Viewership for the first televised, live boxing event in the United States since mid-March was reflective of the largely low level of competition ESPN aired Tuesday night from Las Vegas.
According to Nielsen Media Research figures released Wednesday, Top Rank’s 3½-hour telecast on ESPN was watched by an average of 397,000 viewers. The five-fight show drew a peak audience of 609,000 sometime between 10-10:15 p.m. ET, during the main event, in which Shakur Stevenson knocked out Felix Caraballo in the sixth round at MGM Grand Conference Center.
The 22-year-old Stevenson (14-0, 8 KOs) is the WBO featherweight champion and one of the sport’s top young fighters, but the 2016 Olympic silver medalist was consistently listed as a 100-1 favorite to beat Caraballo. The courageous Caraballo (13-2-2, 9 KOs), a 33-year-old supermarket warehouse worker who was overwhelmed throughout by far the most difficult fight of his career, took the fight on less than four weeks’ notice.
Stevenson spent much of 5½ rounds battering Caraballo, before the skillful southpaw from Newark, New Jersey, drilled the Puerto Rican veteran with a left to the body that sent him to his gloves and knees.
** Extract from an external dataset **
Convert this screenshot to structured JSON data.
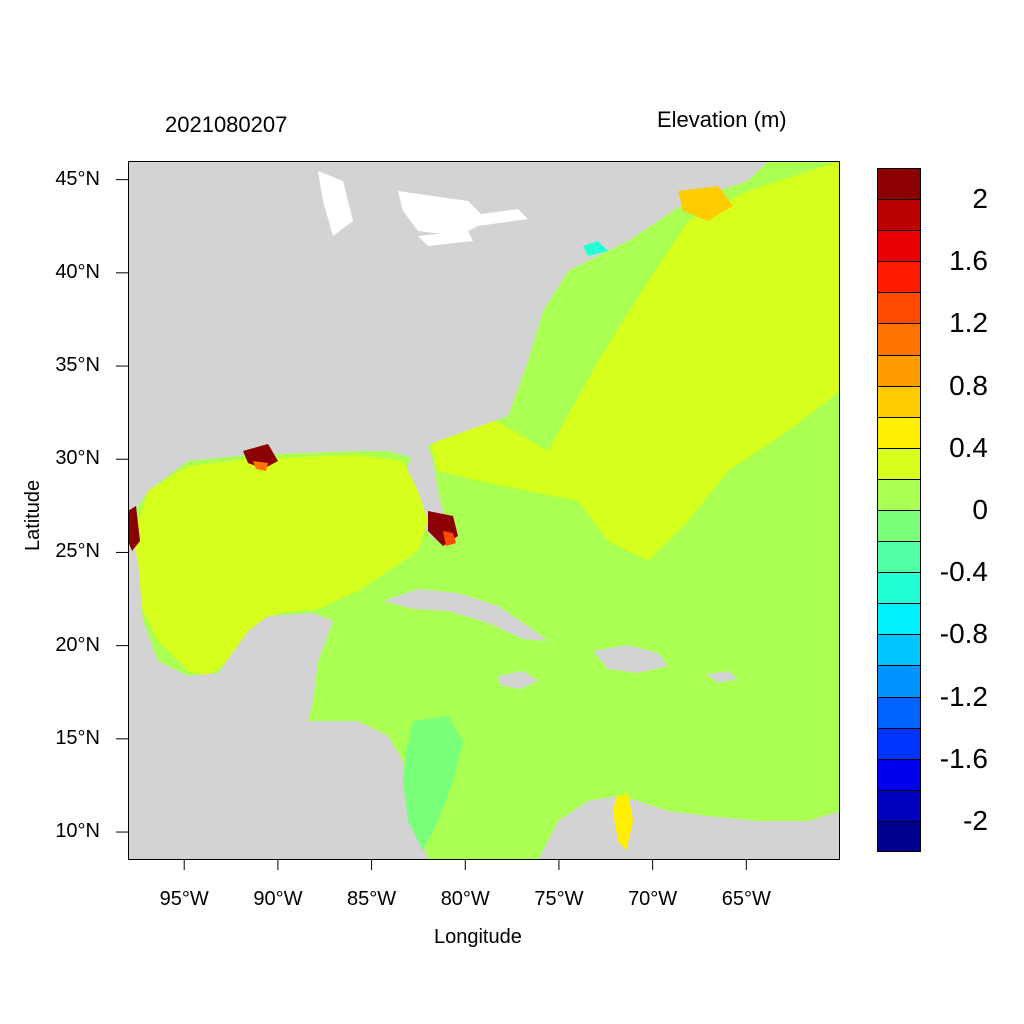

A temporarily immobilized Caraballo couldn’t get up, which led to referee Tony Weeks stopping the fight at 1:31 of the sixth round.
Their non-title bout, fought at the junior lightweight limit of 130 pounds, was scheduled for 10 rounds.
ESPN’s telecast, which began at 7 p.m. ET, also included four undercard fights, two of which resulted in first-round knockouts. Those quick conclusions and later a third-round knockout left ESPN’s broadcasters to fill plenty of airtime between bouts because the show was supposed to account for a four-hour programming block.
Top Rank and ESPN had to kill additional time due to the late cancelation of a 10-round women’s bout between Mikaela Mayer (12-0, 5 KOs) and Helen Joseph (17-4-2, 10 KOs). That junior lightweight fight, which was supposed to air immediately before the Stevenson-Caraballo bout, was scratched from the card Sunday because Mayer, a 2016 U.S. Olympian, tested positive for COVID-19.
Nevertheless, industry insiders believed viewership would be higher for boxing’s first televised, live event since March 13, when Showtime broadcast bouts from Hinckley, Minnesota. Tuesday has not been a traditional night to televise boxing, though, since USA Network canceled its long-running “Tuesday Night Fights” series in 1998.
ESPN will air another Top Rank card Thursday night from MGM Grand Conference Center.
The main event – Jessie Magdaleno (27-1, 18 KOs) against Yenifel Vicente (36-4-2, 28 KOs, 1 NC) in a 10-round junior lightweight fight – should be much more competitive than Stevenson-Caraballo. That telecast will begin at 8 p.m. ET because that card was cut down to four fights Wednesday when an undercard fighter came in way overweight.